A Japanese idol group song about keeping emotions locked away, where the heart's storm never stops.
kokoro no arashi ga tomaranakute
22/7's 'Kanjou Muyouron' translates roughly to 'Emotion Useless Theory.' The lyric excerpt starts with 'kanjou wa iranai reiseide itai', 'I don't need emotions, I want to be calm.' It's a song from the idol group's catalog that sits alongside tracks like 'Chikatetsu Teikou Shugi' and 'Shampoo no Nioi ga Shita.'
The phrase 'kokoro no arashi ga tomaranakute', 'the storm in my heart won't stop', doesn't get resolved. It just keeps going while the singer builds walls and puts up barriers, saying 'nani mo misenai you ni baria wo haru shika nai wa', 'I have no choice but to put up a barrier so I don't show anything.'
It's the central image, an internal weather that doesn't clear. The song doesn't try to calm the storm; it just acknowledges it's there, unceasing, while the person tries to act unaffected.

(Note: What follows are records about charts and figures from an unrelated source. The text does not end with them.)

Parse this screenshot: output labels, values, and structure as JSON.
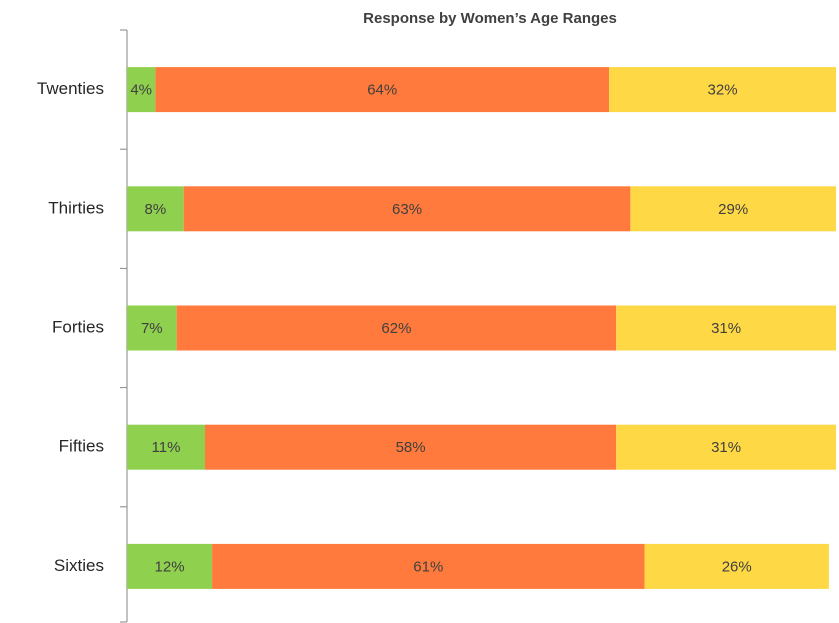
{
  "chart_data": {
    "type": "stacked-bar-horizontal",
    "title": "Response by Women’s Age Ranges",
    "categories": [
      "Twenties",
      "Thirties",
      "Forties",
      "Fifties",
      "Sixties"
    ],
    "xlim": [
      0,
      100
    ],
    "series": [
      {
        "color": "#8fd14f",
        "values": [
          4,
          8,
          7,
          11,
          12
        ],
        "value_labels": [
          "4%",
          "8%",
          "7%",
          "11%",
          "12%"
        ]
      },
      {
        "color": "#ff7a3c",
        "values": [
          64,
          63,
          62,
          58,
          61
        ],
        "value_labels": [
          "64%",
          "63%",
          "62%",
          "58%",
          "61%"
        ]
      },
      {
        "color": "#ffd845",
        "values": [
          32,
          29,
          31,
          31,
          26
        ],
        "value_labels": [
          "32%",
          "29%",
          "31%",
          "31%",
          "26%"
        ]
      }
    ]
  }
}
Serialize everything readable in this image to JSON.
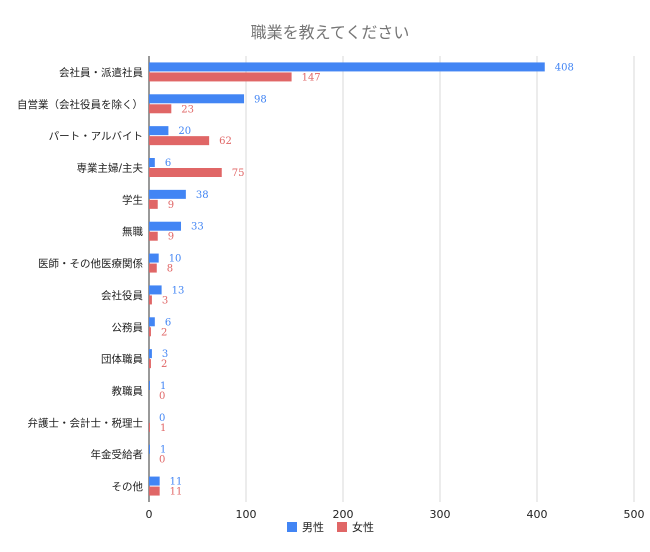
{
  "chart_data": {
    "type": "bar",
    "orientation": "horizontal",
    "title": "職業を教えてください",
    "categories": [
      "会社員・派遣社員",
      "自営業（会社役員を除く）",
      "パート・アルバイト",
      "専業主婦/主夫",
      "学生",
      "無職",
      "医師・その他医療関係",
      "会社役員",
      "公務員",
      "団体職員",
      "教職員",
      "弁護士・会計士・税理士",
      "年金受給者",
      "その他"
    ],
    "series": [
      {
        "name": "男性",
        "color": "#4285f4",
        "values": [
          408,
          98,
          20,
          6,
          38,
          33,
          10,
          13,
          6,
          3,
          1,
          0,
          1,
          11
        ]
      },
      {
        "name": "女性",
        "color": "#e06666",
        "values": [
          147,
          23,
          62,
          75,
          9,
          9,
          8,
          3,
          2,
          2,
          0,
          1,
          0,
          11
        ]
      }
    ],
    "xlim": [
      0,
      500
    ],
    "xticks": [
      "0",
      "100",
      "200",
      "300",
      "400",
      "500"
    ],
    "grid": true,
    "legend_position": "bottom"
  }
}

The song doesn't argue for or against emotional suppression. It just states the condition: wanting calm, fearing exposure, and finding loneliness the easiest state. That 'egoist' line near the end feels like a quiet admission, not a boast.
The way 'kanjou wa iranai reiseide itai' repeats, almost like a mantra that's not quite working. The vocal delivery on 'hitorikiri de', 'all alone', has a particular weight.